Я объяснил ей все и, мне кажется, очень убедительно, но она вдруг заупрямилась: «нет» да «нет». Она не захотела снять с больной ноги нечто вроде стеганого рукава, который сшила для тепла Лара.
Тогда меня осенила замечательная мысль — показать Зоину ногу начальнику госпиталя. Пусть он даст Зое подходящий протез.
— Завтра пойдем со мной. Пусть твою ногу посмотрит врач.
На это Зоя согласилась.
На другой день мы с ней не пошли в школу и отправились в госпиталь. К начальнику нас не пустили. Тогда я через санитарку вызвал Сеню, а он уже договорился, что начальник нас примет. Впрочем, начальник был чем-то занят, и нам пришлось посидеть на скамейке в коридоре. Потом он вышел к нам — голова белая и халат белый.
— Это вы ко мне?
Когда мы вошли в его кабинет, я объяснил, зачем мы пришли. Он спросил, как нас звать, и сказал:
— Так вот, Костя, твою сестренку ты подожди там…
Он махнул в сторону двери.
— Нам с Зоей свидетели не понадобятся.
Почему-то он был уверен, что она моя сестра. Возражать я не стал. Через некоторое время он позвал меня обратно. Усадил на белую табуретку.
— Так вот что я вам обоим скажу: протез сейчас подобрать нельзя. У нас таких нет… Другими словами: пусть Зоя немного подрастет. А насчет того, как сложится дальнейшая жизнь — пусть не сомневается: будет Зоя свободно ходить, даже танцевать. Вы поняли меня?
Мы кивнули утвердительно, сказали «спасибо» и хотели уйти, но он догнал нас в дверях и обоим уважительно пожал руку: сперва Зое, потом мне.
В коридоре Зоя почему-то заплакала.
* * *
Как прошла зима — рассказывать не буду…
Опять наступил апрель. Последний апрель войны. Теперь нельзя было возить Зою на санках. Да и на костыльках своих она управлялась очень ловко. Доходила до школы быстро, почти как я. Кирьяковы снова переселились к себе наверх… А с нашей Нюрой что-то случилось. Во-первых, она все время что-то напевала. Слов нельзя было разобрать, но губы ее шевелились, и ходить она стала легко и весело, словно под музыку. Во-вторых, все свободное время пропадала у Лары и с ее помощью что-то шила себе. Несколько раз за вечер Нюра сбегала вниз к нашему большому зеркалу и приказывала мне:
— Отвернись к окну!
Это значило, что она примеряет кофточку или юбку. А что было смотреть в окно? Все одно и то же — серый лед и остров с черными кустами. Шила она из старья и, по-моему, ничего хорошего не получалось, но сестра, видно, была другого мнения. Вообще я заметил, что ей вдруг захотелось быть красивой. Дошла до того, что взяла у меня толстый красный карандаш, и не призналась. Но меня ведь не обманешь. Куда делся карандаш, я увидел по ее губам — они вдруг стали ярко-красными. Я прямо сказал ей, что нехорошо так делать — красть у родного брата карандаш, который, между прочим, нигде не купишь.

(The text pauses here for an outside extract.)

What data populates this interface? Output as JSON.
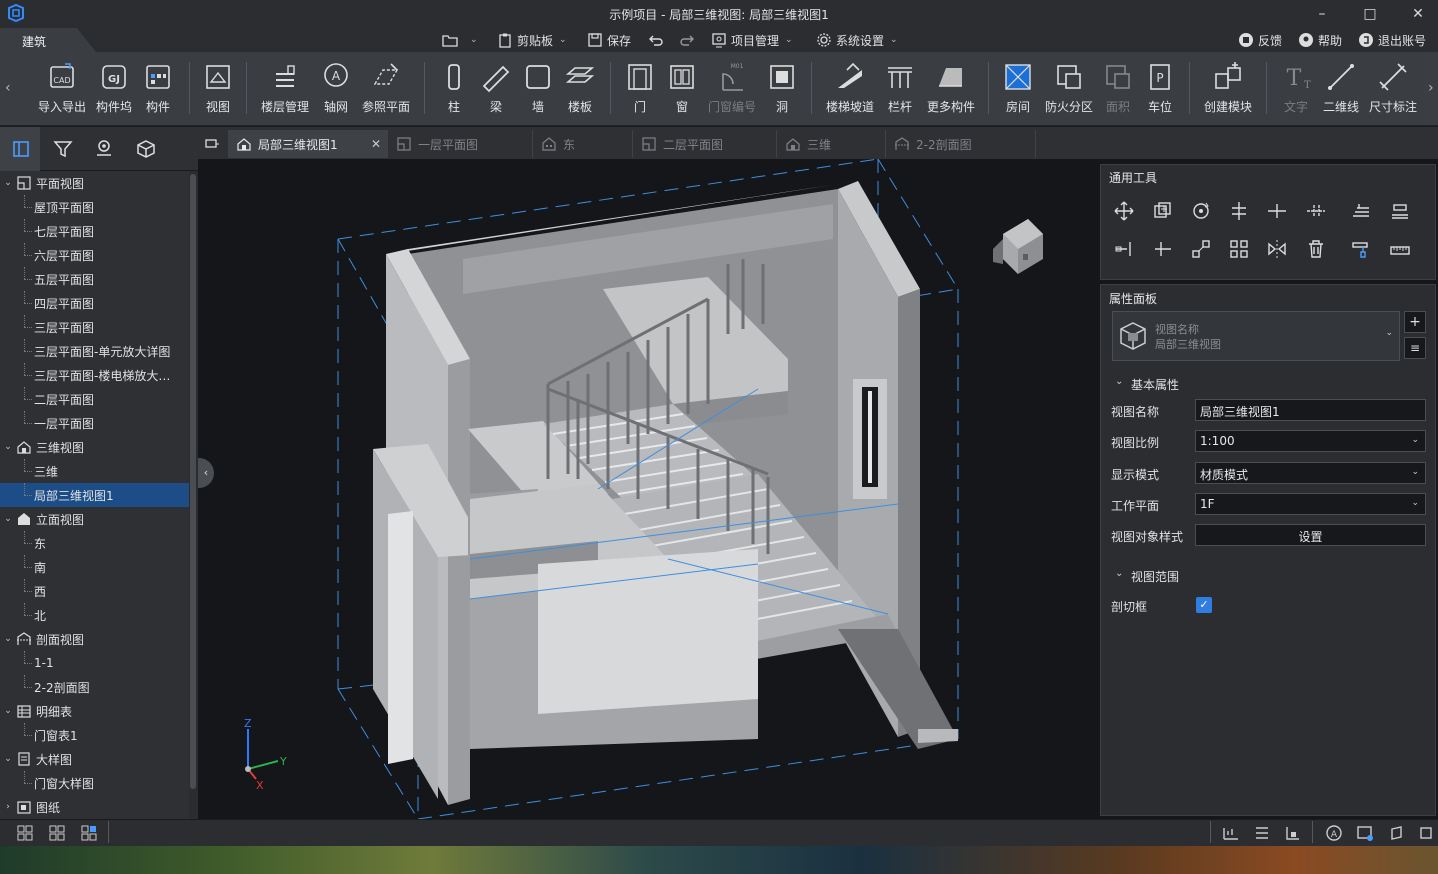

С началом весны старая школа тянула к себе как магнитом. Каждый день мы залезали в госпитальный сад. Раненые встречали нас приветливо, шутили с нами, малышей брали на колени, со старшими играли в шашки и домино. У каждого мальчишки появился свой взрослый друг. И у меня, конечно, дядя Сеня. Нюра привозила его в сад на коляске и оставляла где-нибудь около беседки. Помню его ясно: плотный, с оспенными рябинками на лбу и щеках, глаза серые, внимательные и всегда такие, как будто он собирается сказать что-то смешное. Когда читал, надевал очки. Из березового полена с помощью отцова топора и перочинного ножа я смастерил отличные «цыпки» — посередине манок, а по бокам две ловушки для птиц. Вот с этой штукой я и появился однажды в госпитальном саду. Дядя Сеня осмотрел их, похвалил и сообщил, что в детстве мастерил точно такие же.